Sylvie Guillaume, eurodéputée, et l’ensemble des membres du groupe S&D en commission LIBE, vont dénoncer ce projet de loi à Bruxelles, lors de l’audition extraordinaire des commissaires Malmström, Reding et Andor sur la « situation du peuple Rom en Europe » et sur l’interprétation juridique de la directive relative à la libre circulation des personnes.
Pour Sylvie Guillaume, « cet amendement du Gouvernement contrevient également aux principes de la libre circulation des citoyens communautaires en effectuant un amalgame entre les conditions requises pour un séjour de moins de trois mois et un séjour de plus de trois mois. Pour les courts séjours, il n’est pas prévu d’exiger du citoyen européen qu’il puisse, comme pour les long séjours, justifier de « ressources suffisantes pour lui-même et pour les membres de sa famille » ».

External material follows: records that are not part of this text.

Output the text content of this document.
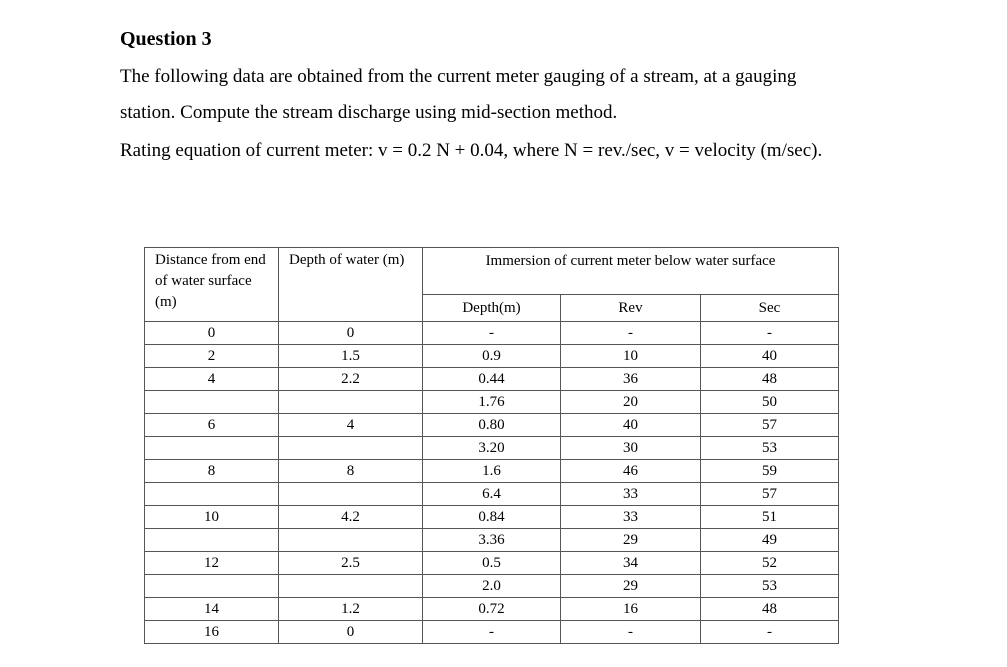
Question 3
The following data are obtained from the current meter gauging of a stream, at a gauging
station. Compute the stream discharge using mid-section method.
Rating equation of current meter: v = 0.2 N + 0.04, where N = rev./sec, v = velocity (m/sec).
Distance from end of water surface (m)	Depth of water (m)	Immersion of current meter below water surface		
		Depth(m)	Rev	Sec
0	0	-	-	-
2	1.5	0.9	10	40
4	2.2	0.44	36	48
		1.76	20	50
6	4	0.80	40	57
		3.20	30	53
8	8	1.6	46	59
		6.4	33	57
10	4.2	0.84	33	51
		3.36	29	49
12	2.5	0.5	34	52
		2.0	29	53
14	1.2	0.72	16	48
16	0	-	-	-
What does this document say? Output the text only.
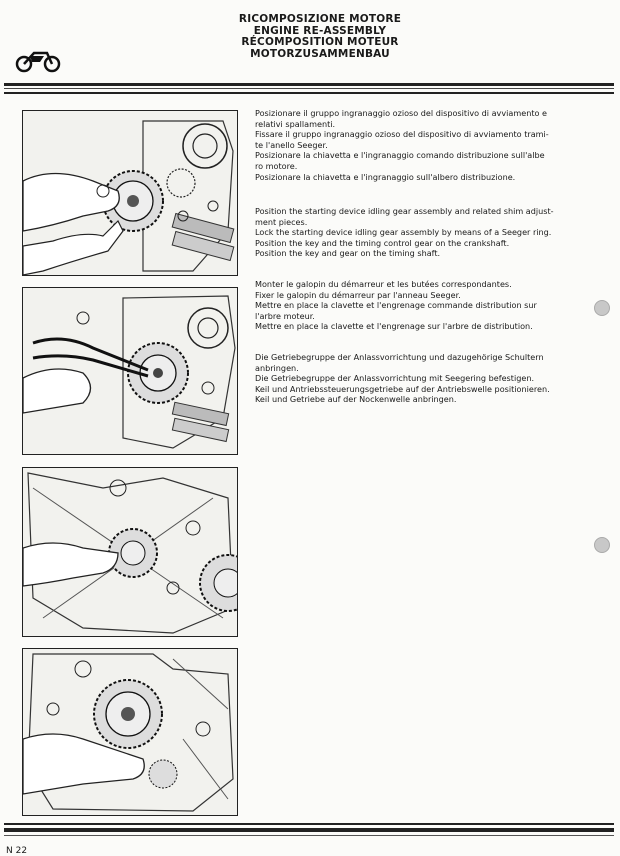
RICOMPOSIZIONE MOTORE
ENGINE RE-ASSEMBLY
RÉCOMPOSITION MOTEUR
MOTORZUSAMMENBAU

Posizionare il gruppo ingranaggio ozioso del dispositivo di avviamento e
relativi spallamenti.
Fissare il gruppo ingranaggio ozioso del dispositivo di avviamento trami-
te l'anello Seeger.
Posizionare la chiavetta e l'ingranaggio comando distribuzione sull'albe
ro motore.
Posizionare la chiavetta e l'ingranaggio sull'albero distribuzione.

Position the starting device idling gear assembly and related shim adjust-
ment pieces.
Lock the starting device idling gear assembly by means of a Seeger ring.
Position the key and the timing control gear on the crankshaft.
Position the key and gear on the timing shaft.

Monter le galopin du démarreur et les butées correspondantes.
Fixer le galopin du démarreur par l'anneau Seeger.
Mettre en place la clavette et l'engrenage commande distribution sur
l'arbre moteur.
Mettre en place la clavette et l'engrenage sur l'arbre de distribution.

Die Getriebegruppe der Anlassvorrichtung und dazugehörige Schultern
anbringen.
Die Getriebegruppe der Anlassvorrichtung mit Seegering befestigen.
Keil und Antriebssteuerungsgetriebe auf der Antriebswelle positionieren.
Keil und Getriebe auf der Nockenwelle anbringen.

N 22
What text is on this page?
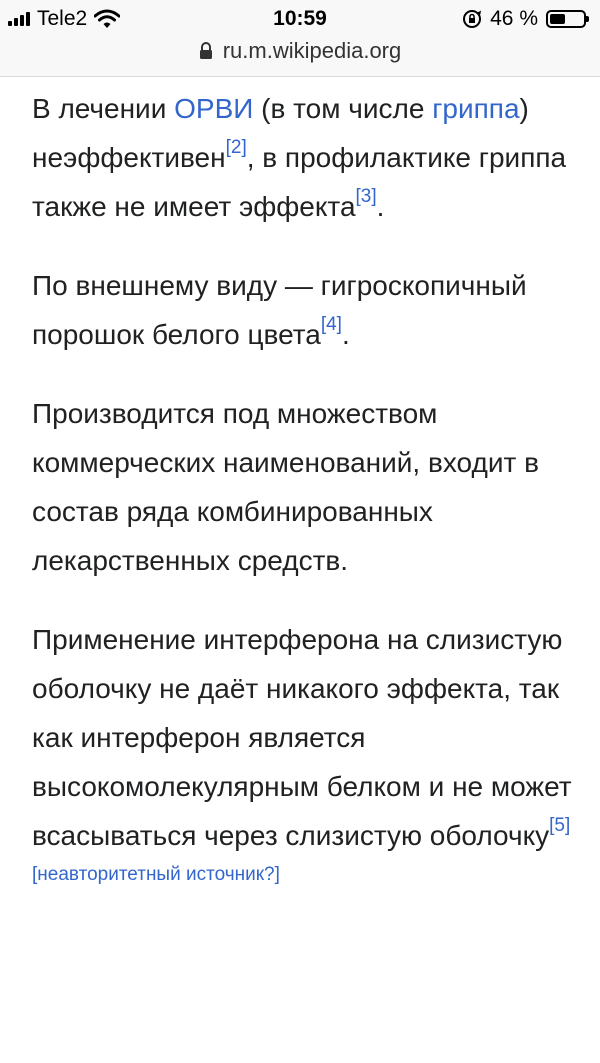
Tele2	10:59	46 %
ru.m.wikipedia.org

В лечении ОРВИ (в том числе гриппа) неэффективен[2], в профилактике гриппа также не имеет эффекта[3].

По внешнему виду — гигроскопичный порошок белого цвета[4].

Производится под множеством коммерческих наименований, входит в состав ряда комбинированных лекарственных средств.

Применение интерферона на слизистую оболочку не даёт никакого эффекта, так как интерферон является высокомолекулярным белком и не может всасываться через слизистую оболочку[5][неавторитетный источник?]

Pour les socialistes, cet amendement ne doit pas être l’arbre qui cache la forêt : l’ensemble du projet de loi comporte des reculs tout à fait inadmissibles pour les droits des migrants, comme l’extension de la durée de rétention, la limitation du rôle du juge des libertés, la création de zones d’attente ad hoc, pour ne citer que quelques éléments inacceptables.